Trappl est toujours bien utilisé. Il n’y a pas beaucoup de octogénaires qui accomplissent un tel travail avec autant d’énergie, même pas dans le domaine scientifique, où l’engagement et l’enthousiasme pour le sujet concerné sont certainement plus prononcés à un âge avancé que dans d’autres professions. Pourtant, très peu de chercheurs de cette génération restent assis à l’institut jusqu’à quatre heures du matin, armés de quelques barres de chocolat, à méditer sur des questions scientifiques. Mais cela n’a probablement jamais été différent pour lui, même pendant sa formation : il a obtenu un diplôme d’ingénieur en génie électrique, un doctorat en psychologie avec une mineure en astronomie, un diplôme en sociologie et – il y a seulement sept ans – un diplôme en gestion générale. Il a dirigé l’Institut de médecine cybernétique de MedUni Vienne pendant trois décennies ; est l’auteur de plus de 180 articles professionnels ; a agi en tant qu’auteur, éditeur ou co-éditeur de revues spécialisées et de 35 livres avec des titres tels que « Impacts of Artificial Intelligence », « A Construction Manual for Robots’ Ethical Systems » ou « Your Virtual Butler ». Il a également un faible pour la pantomime, le théâtre d’improvisation et la danse contemporaine et s’est également produit en tant que danseur, par exemple au Museumsquartier et au Kammerspiele de Munich. Dans de petits groupes, il prouve parfois qu’il sait chanter des chansons viennoises.

Il résume tout cela en trois mots sur son site Internet : Il aime la vie.
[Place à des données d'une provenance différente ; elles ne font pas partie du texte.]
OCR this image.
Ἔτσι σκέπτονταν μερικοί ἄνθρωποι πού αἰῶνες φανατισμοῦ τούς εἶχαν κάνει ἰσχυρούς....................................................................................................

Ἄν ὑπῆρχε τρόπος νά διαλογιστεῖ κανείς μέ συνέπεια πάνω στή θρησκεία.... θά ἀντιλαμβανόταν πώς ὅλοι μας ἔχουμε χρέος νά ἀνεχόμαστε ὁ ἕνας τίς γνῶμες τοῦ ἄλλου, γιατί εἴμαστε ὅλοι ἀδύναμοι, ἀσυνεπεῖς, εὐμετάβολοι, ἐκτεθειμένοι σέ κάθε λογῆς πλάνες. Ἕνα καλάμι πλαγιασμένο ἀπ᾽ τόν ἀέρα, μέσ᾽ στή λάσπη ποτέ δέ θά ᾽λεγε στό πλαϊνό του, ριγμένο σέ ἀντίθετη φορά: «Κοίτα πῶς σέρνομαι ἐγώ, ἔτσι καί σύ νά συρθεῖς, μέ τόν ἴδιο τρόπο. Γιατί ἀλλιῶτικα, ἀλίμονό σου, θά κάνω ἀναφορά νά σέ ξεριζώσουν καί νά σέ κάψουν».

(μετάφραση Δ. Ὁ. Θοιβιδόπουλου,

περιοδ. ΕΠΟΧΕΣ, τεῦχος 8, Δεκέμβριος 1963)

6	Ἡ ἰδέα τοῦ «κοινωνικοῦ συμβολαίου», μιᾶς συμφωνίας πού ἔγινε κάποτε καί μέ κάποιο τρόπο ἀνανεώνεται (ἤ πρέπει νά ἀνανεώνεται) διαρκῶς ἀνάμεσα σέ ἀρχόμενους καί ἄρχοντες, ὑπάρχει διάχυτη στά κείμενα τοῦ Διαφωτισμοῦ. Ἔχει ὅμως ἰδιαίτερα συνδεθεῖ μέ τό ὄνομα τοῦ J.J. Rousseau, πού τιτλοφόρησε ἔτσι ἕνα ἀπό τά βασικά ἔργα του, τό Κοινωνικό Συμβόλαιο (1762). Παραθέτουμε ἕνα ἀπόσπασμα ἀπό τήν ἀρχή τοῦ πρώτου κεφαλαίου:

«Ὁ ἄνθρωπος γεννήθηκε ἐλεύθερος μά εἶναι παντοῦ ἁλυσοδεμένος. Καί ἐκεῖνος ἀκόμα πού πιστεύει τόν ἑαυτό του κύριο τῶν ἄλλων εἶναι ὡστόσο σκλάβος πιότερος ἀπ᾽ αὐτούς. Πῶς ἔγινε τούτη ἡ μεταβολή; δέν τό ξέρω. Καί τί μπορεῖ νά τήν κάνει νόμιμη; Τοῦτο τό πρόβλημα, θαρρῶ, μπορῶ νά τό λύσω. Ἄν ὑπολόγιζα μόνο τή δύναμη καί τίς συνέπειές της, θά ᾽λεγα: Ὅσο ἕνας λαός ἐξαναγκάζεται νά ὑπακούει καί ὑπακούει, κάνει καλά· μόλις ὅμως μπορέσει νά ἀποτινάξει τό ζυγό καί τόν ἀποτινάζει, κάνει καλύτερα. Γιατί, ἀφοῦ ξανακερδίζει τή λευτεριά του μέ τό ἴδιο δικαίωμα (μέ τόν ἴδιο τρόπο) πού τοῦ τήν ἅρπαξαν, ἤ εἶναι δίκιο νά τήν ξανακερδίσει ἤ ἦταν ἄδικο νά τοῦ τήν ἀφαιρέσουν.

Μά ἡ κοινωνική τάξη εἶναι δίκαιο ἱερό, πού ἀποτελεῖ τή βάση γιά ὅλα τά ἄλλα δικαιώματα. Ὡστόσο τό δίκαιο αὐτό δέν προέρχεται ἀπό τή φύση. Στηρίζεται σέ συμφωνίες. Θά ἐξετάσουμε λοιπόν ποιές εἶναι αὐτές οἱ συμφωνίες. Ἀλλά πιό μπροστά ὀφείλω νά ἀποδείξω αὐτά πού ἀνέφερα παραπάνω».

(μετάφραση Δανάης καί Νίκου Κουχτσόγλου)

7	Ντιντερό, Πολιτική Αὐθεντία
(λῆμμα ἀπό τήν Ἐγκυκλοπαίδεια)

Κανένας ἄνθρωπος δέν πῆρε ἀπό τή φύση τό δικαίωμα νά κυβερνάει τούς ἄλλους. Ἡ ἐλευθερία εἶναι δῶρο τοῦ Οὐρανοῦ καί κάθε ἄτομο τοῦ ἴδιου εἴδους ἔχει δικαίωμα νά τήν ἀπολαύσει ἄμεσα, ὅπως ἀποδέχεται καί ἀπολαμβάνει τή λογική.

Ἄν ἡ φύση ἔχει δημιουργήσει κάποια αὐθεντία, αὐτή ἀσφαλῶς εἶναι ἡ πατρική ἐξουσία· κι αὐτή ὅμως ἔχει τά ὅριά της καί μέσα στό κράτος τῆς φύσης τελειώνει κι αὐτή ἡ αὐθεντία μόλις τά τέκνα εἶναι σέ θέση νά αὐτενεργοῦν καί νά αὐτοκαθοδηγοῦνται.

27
En général, cela semble être une bonne recette que vous pourriez utiliser vous-même plus souvent : ne faites que ce que vous aimez vraiment dans la vie, et suffisamment pour le faire avec vigueur et dévouement, quel que soit l’âge et l’heure du jour ou de la nuit. . C’est précisément cette attitude qui est également nécessaire pour laisser une marque durable en tant que pionnier d’une branche de renommée mondiale, et c’est précisément cette vision du monde que Robert Trappl transmet lorsque vous le rencontrez – ce que l’auteur de ce texte a eu l’occasion de faire à plusieurs reprises. récemment : dans le cadre d’articles de profil, dans le cadre d’événements communs sur podium et lors de certaines occasions semi-privées. On se souviendra toujours d’un homme qui regarde les progrès de sa propre discipline avec un vif intérêt, mais aussi avec un scepticisme bien dosé – par exemple lorsqu’il commente des vidéos prétendument montrant des performances fantastiques de robots autonomes en disant qu’on peut en obtenir cinq. pour chaque film ou six tentatives, parce que les grandes machines échouaient à plusieurs reprises dans leur tâche. On se souviendra surtout d’un homme à l’esprit fin et vif, qui fait toujours preuve d’autodérision.

A lire :  Virelangue : qu’en est-il des glaciers autrichiens ?

Récemment, lors d’un débat scientifique au centre-ville de Vienne. Après une longue discussion et quelques chansons viennoises, Robert Trappl nous dit au revoir vers dix heures du soir. Il dit qu’il veut enfin aller travailler maintenant.